A week-long departmental trial for Daniel Pantaleo, the New York police officer who put Eric Garner in the unauthorized choke hold that led to his death nearly five years ago on Staten Island, is set to begin this week.

Garner’s final words, “I can’t breathe,” became a national rallying cry in protests over issues of race and justice.

This is not a criminal proceeding but a matter before an NYPD administrative judge who will weigh whether Pantaleo inappropriately used the maneuver. The judge’s decision goes to Police Commissioner James O’Neill, who will then decide Pantaleo’s fate with the NYPD.

The Justice Department declined to pursue a federal civil rights case against Pantaleo, who has been relegated to desk duty these last several years.
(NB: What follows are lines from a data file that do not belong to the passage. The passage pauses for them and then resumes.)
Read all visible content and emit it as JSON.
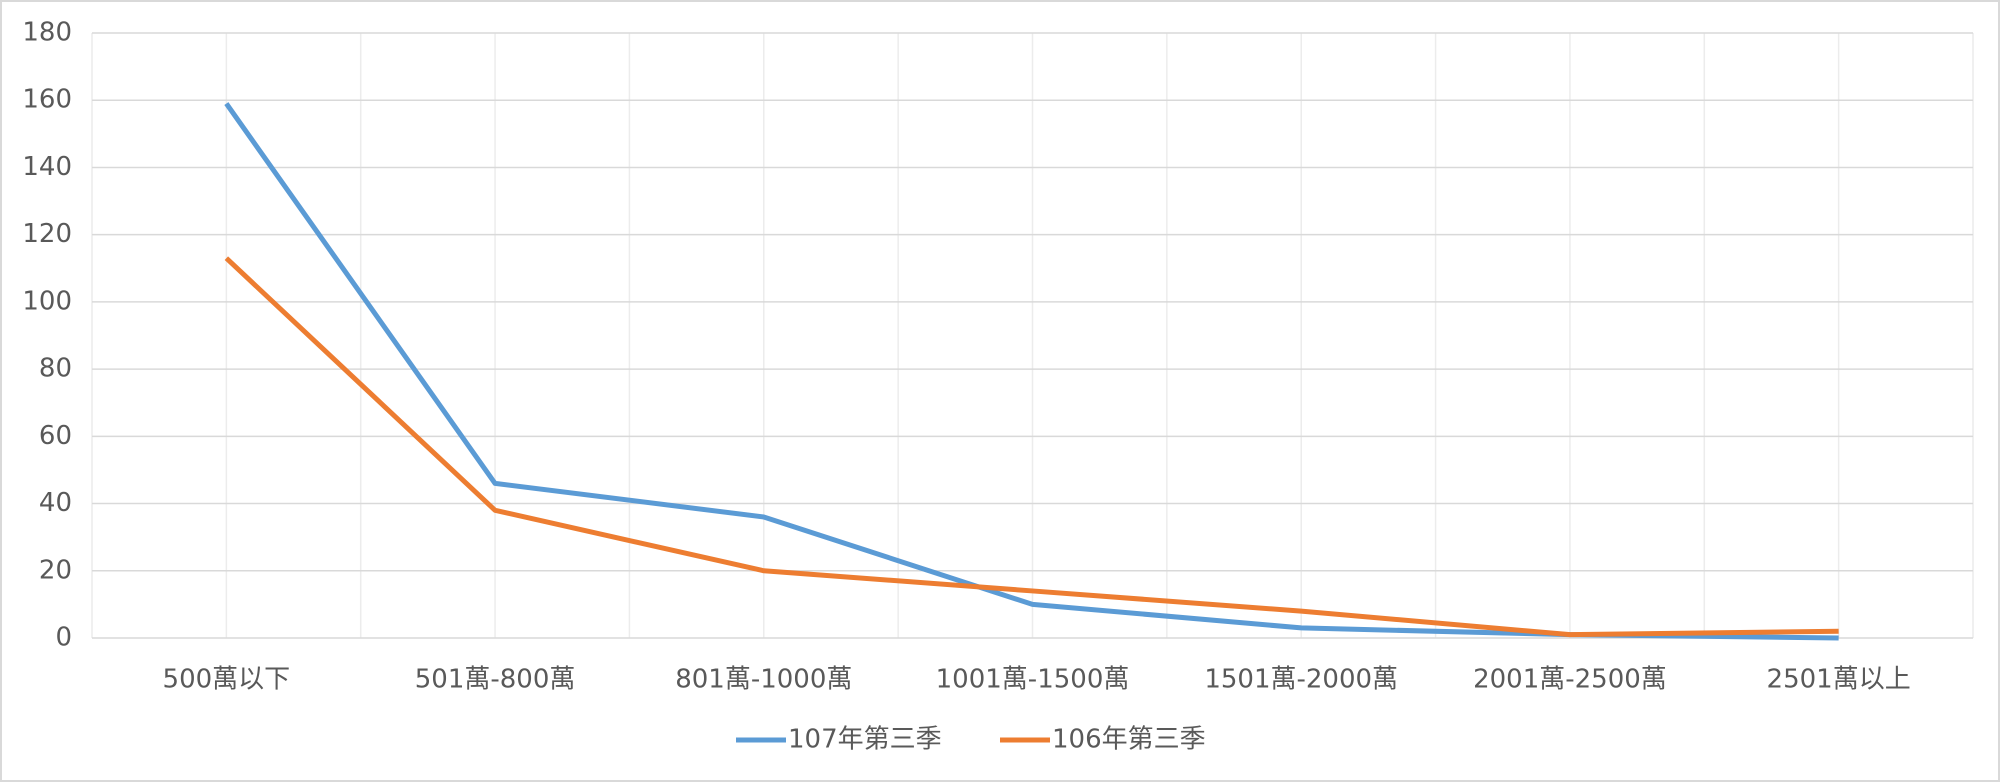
{
  "chart_data": {
    "type": "line",
    "categories": [
      "500萬以下",
      "501萬-800萬",
      "801萬-1000萬",
      "1001萬-1500萬",
      "1501萬-2000萬",
      "2001萬-2500萬",
      "2501萬以上"
    ],
    "series": [
      {
        "name": "107年第三季",
        "color": "#5b9bd5",
        "values": [
          159,
          46,
          36,
          10,
          3,
          1,
          0
        ]
      },
      {
        "name": "106年第三季",
        "color": "#ed7d31",
        "values": [
          113,
          38,
          20,
          14,
          8,
          1,
          2
        ]
      }
    ],
    "ylim": [
      0,
      180
    ],
    "yticks": [
      0,
      20,
      40,
      60,
      80,
      100,
      120,
      140,
      160,
      180
    ],
    "grid": true,
    "legend": "bottom"
  }
}
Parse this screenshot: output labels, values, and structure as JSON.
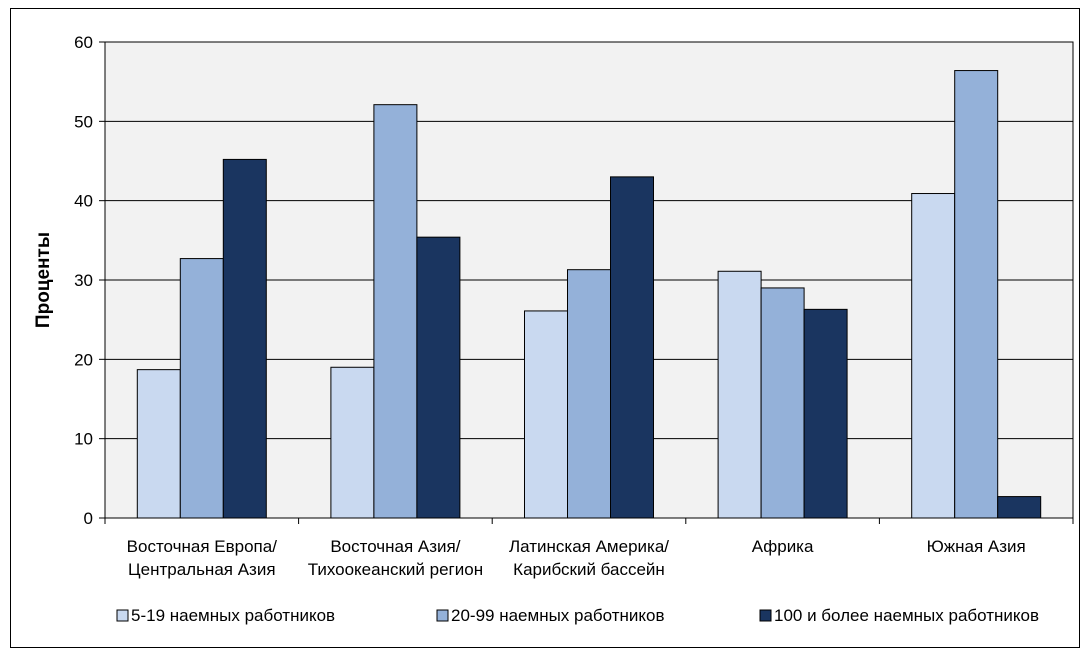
{
  "chart_data": {
    "type": "bar",
    "ylabel": "Проценты",
    "ylim": [
      0,
      60
    ],
    "yticks": [
      0,
      10,
      20,
      30,
      40,
      50,
      60
    ],
    "grid": true,
    "legend_position": "bottom",
    "categories": [
      [
        "Восточная Европа/",
        "Центральная Азия"
      ],
      [
        "Восточная Азия/",
        "Тихоокеанский регион"
      ],
      [
        "Латинская Америка/",
        "Карибский бассейн"
      ],
      [
        "Африка"
      ],
      [
        "Южная Азия"
      ]
    ],
    "series": [
      {
        "name": "5-19 наемных работников",
        "color": "#c9d9f0",
        "values": [
          18.7,
          19.0,
          26.1,
          31.1,
          40.9
        ]
      },
      {
        "name": "20-99 наемных работников",
        "color": "#94b1d9",
        "values": [
          32.7,
          52.1,
          31.3,
          29.0,
          56.4
        ]
      },
      {
        "name": "100 и более наемных работников",
        "color": "#1a3560",
        "values": [
          45.2,
          35.4,
          43.0,
          26.3,
          2.7
        ]
      }
    ]
  }
}
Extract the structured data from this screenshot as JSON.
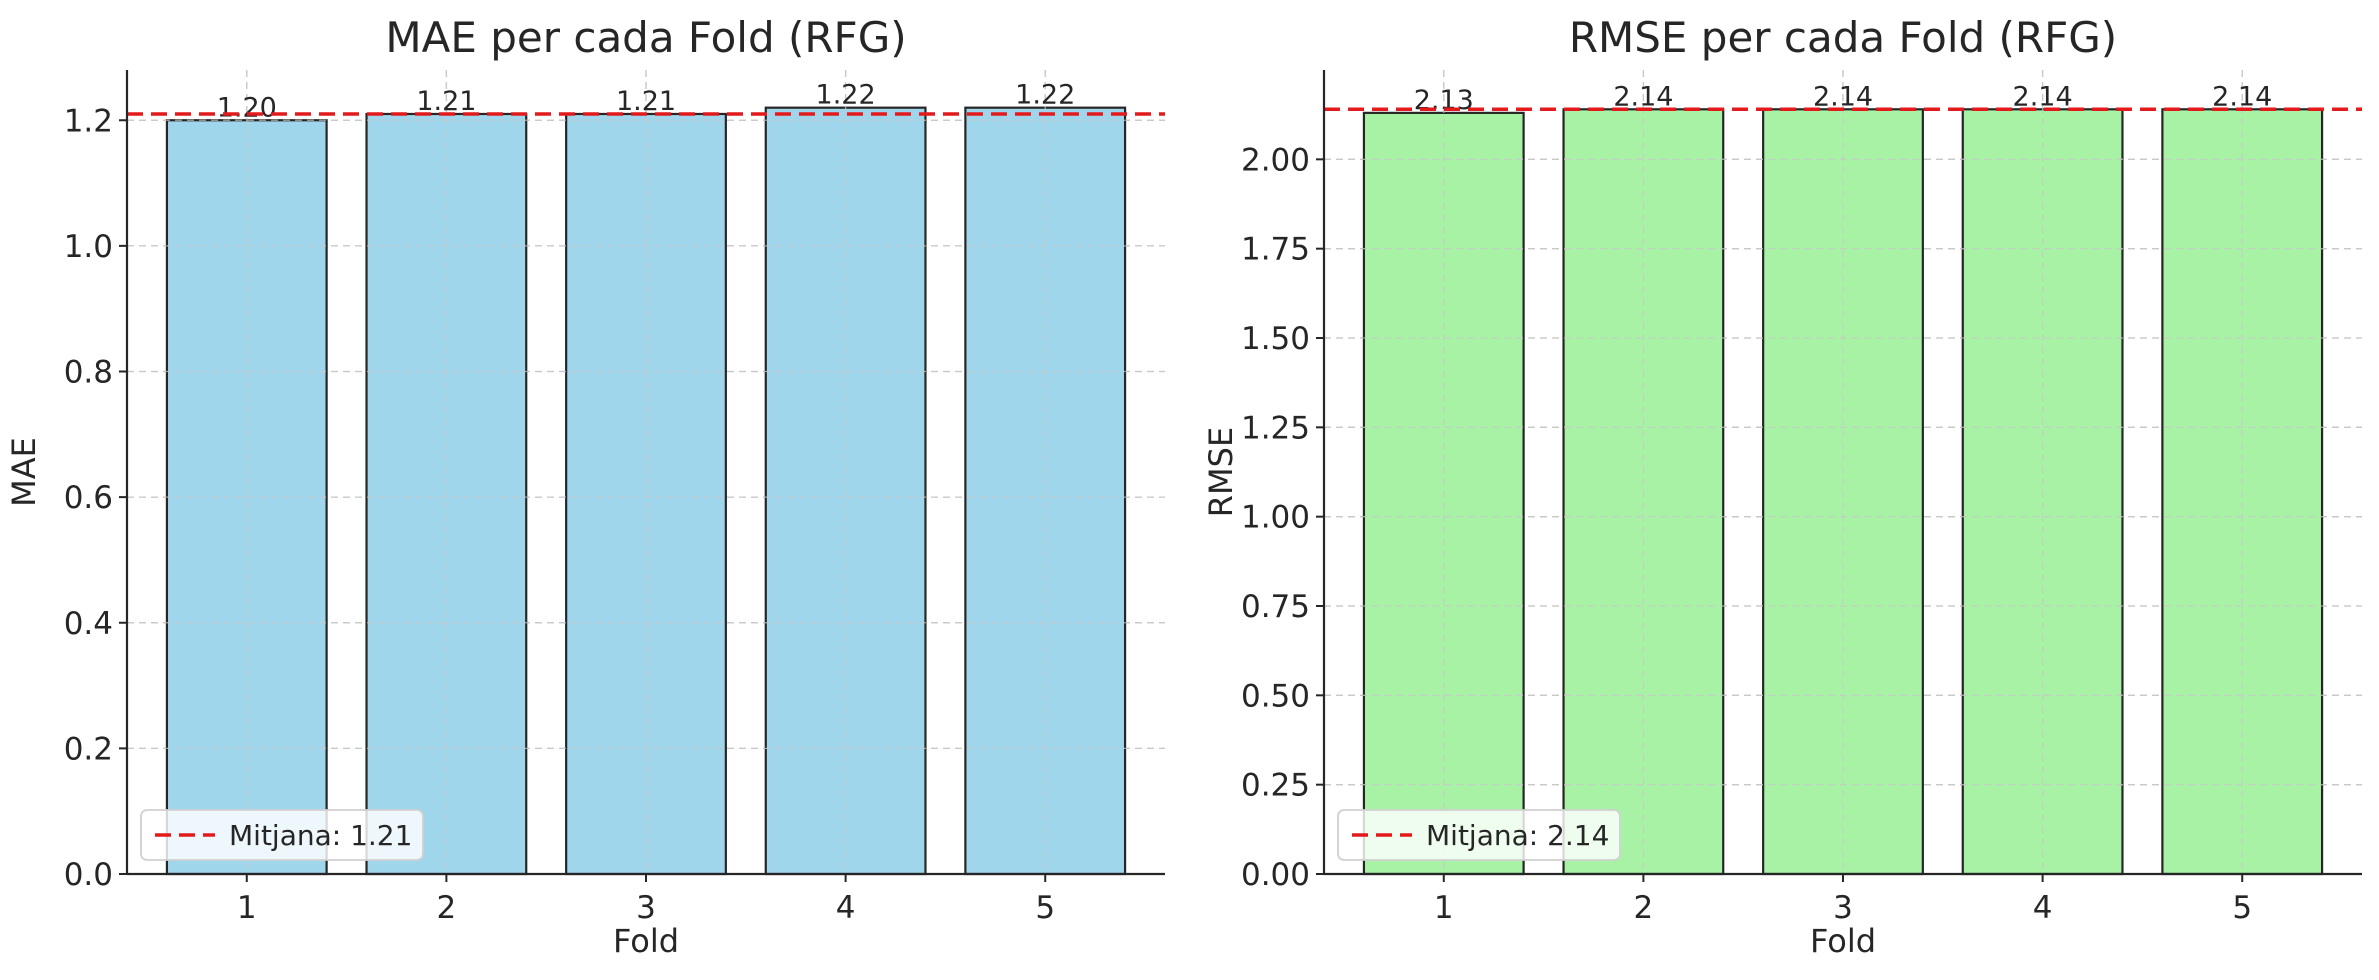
{
  "chart_data": [
    {
      "type": "bar",
      "title": "MAE per cada Fold (RFG)",
      "xlabel": "Fold",
      "ylabel": "MAE",
      "categories": [
        "1",
        "2",
        "3",
        "4",
        "5"
      ],
      "values": [
        1.2,
        1.21,
        1.21,
        1.22,
        1.22
      ],
      "value_labels": [
        "1.20",
        "1.21",
        "1.21",
        "1.22",
        "1.22"
      ],
      "ylim": [
        0,
        1.28
      ],
      "yticks": [
        0.0,
        0.2,
        0.4,
        0.6,
        0.8,
        1.0,
        1.2
      ],
      "ytick_labels": [
        "0.0",
        "0.2",
        "0.4",
        "0.6",
        "0.8",
        "1.0",
        "1.2"
      ],
      "bar_color": "#a0d6ec",
      "mean": 1.21,
      "mean_color": "#e31a1c",
      "legend": {
        "label": "Mitjana: 1.21",
        "position": "lower-left"
      },
      "grid": true
    },
    {
      "type": "bar",
      "title": "RMSE per cada Fold (RFG)",
      "xlabel": "Fold",
      "ylabel": "RMSE",
      "categories": [
        "1",
        "2",
        "3",
        "4",
        "5"
      ],
      "values": [
        2.13,
        2.14,
        2.14,
        2.14,
        2.14
      ],
      "value_labels": [
        "2.13",
        "2.14",
        "2.14",
        "2.14",
        "2.14"
      ],
      "ylim": [
        0,
        2.25
      ],
      "yticks": [
        0.0,
        0.25,
        0.5,
        0.75,
        1.0,
        1.25,
        1.5,
        1.75,
        2.0
      ],
      "ytick_labels": [
        "0.00",
        "0.25",
        "0.50",
        "0.75",
        "1.00",
        "1.25",
        "1.50",
        "1.75",
        "2.00"
      ],
      "bar_color": "#a8f2a5",
      "mean": 2.14,
      "mean_color": "#e31a1c",
      "legend": {
        "label": "Mitjana: 2.14",
        "position": "lower-left"
      },
      "grid": true
    }
  ]
}
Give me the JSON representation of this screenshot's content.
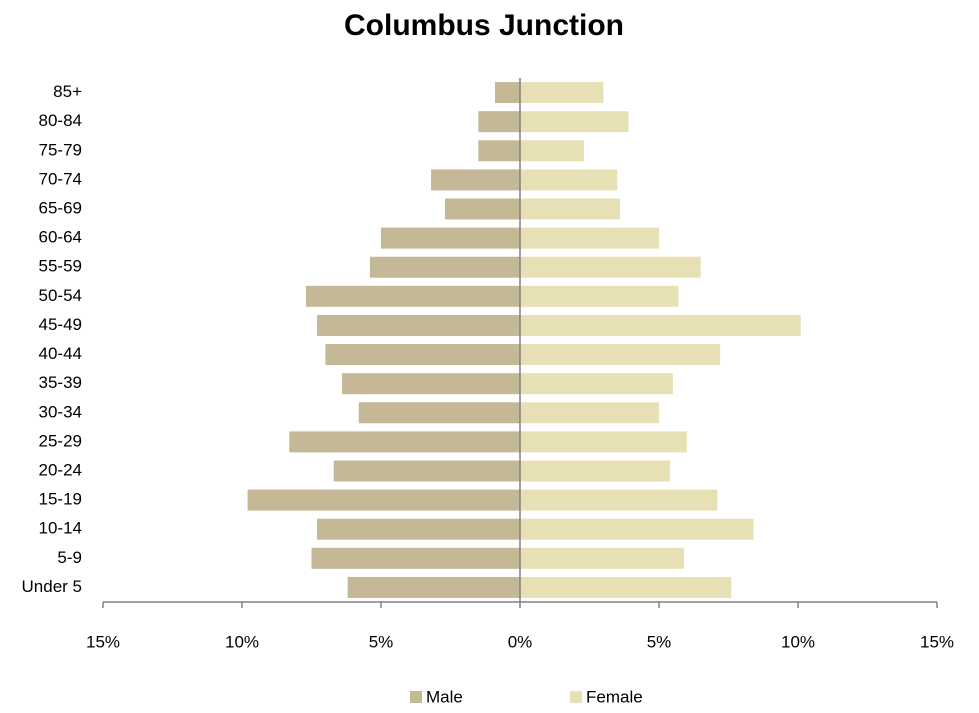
{
  "chart_data": {
    "type": "bar",
    "orientation": "horizontal",
    "title": "Columbus Junction",
    "categories": [
      "Under 5",
      "5-9",
      "10-14",
      "15-19",
      "20-24",
      "25-29",
      "30-34",
      "35-39",
      "40-44",
      "45-49",
      "50-54",
      "55-59",
      "60-64",
      "65-69",
      "70-74",
      "75-79",
      "80-84",
      "85+"
    ],
    "series": [
      {
        "name": "Male",
        "color": "#c4b896",
        "values": [
          -6.2,
          -7.5,
          -7.3,
          -9.8,
          -6.7,
          -8.3,
          -5.8,
          -6.4,
          -7.0,
          -7.3,
          -7.7,
          -5.4,
          -5.0,
          -2.7,
          -3.2,
          -1.5,
          -1.5,
          -0.9
        ]
      },
      {
        "name": "Female",
        "color": "#e8e0b5",
        "values": [
          7.6,
          5.9,
          8.4,
          7.1,
          5.4,
          6.0,
          5.0,
          5.5,
          7.2,
          10.1,
          5.7,
          6.5,
          5.0,
          3.6,
          3.5,
          2.3,
          3.9,
          3.0
        ]
      }
    ],
    "xlim": [
      -15,
      15
    ],
    "xticks": [
      {
        "value": -15,
        "label": "15%"
      },
      {
        "value": -10,
        "label": "10%"
      },
      {
        "value": -5,
        "label": "5%"
      },
      {
        "value": 0,
        "label": "0%"
      },
      {
        "value": 5,
        "label": "5%"
      },
      {
        "value": 10,
        "label": "10%"
      },
      {
        "value": 15,
        "label": "15%"
      }
    ],
    "legend": "bottom"
  }
}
It is uncertain whether Pantaleo will testify at his departmental trial.

New York City Mayor Bill de Blasio addressed the Justice Department’s decision on Friday with WNYC radio host Brian Lehrer.

“It’s really important to respect due process here and I’ve been clear about that,” de Blasio said. “The big – the big mistake here, I really believe in my heart is the Justice Department never decided anything and, you know, the City of New York deferred to the Justice Department’s request that they take their investigation forward and determine if there would be charges and they never to this day have and it’s just – I’ve never seen anything like it in my life.”

He went on, “I feel – I know the Garner family and they have gone through so much and they’re still waiting for an answer from the Justice Department but we finally got to the point of saying to the Justice Department, the NYPD is going to go ahead with its disciplinary process … I don’t know if the Justice Department is ever going to act and again I’m astounded and it went over two administrations without any resolution but we owe it to the people of the city and the Garner family to get to whatever resolution a court process brings and that will happen this year.”

If Pantaleo is found guilty of violating department rules, he faces penalties ranging from the loss of vacation days to termination. Pantaleo has denied all wrongdoing.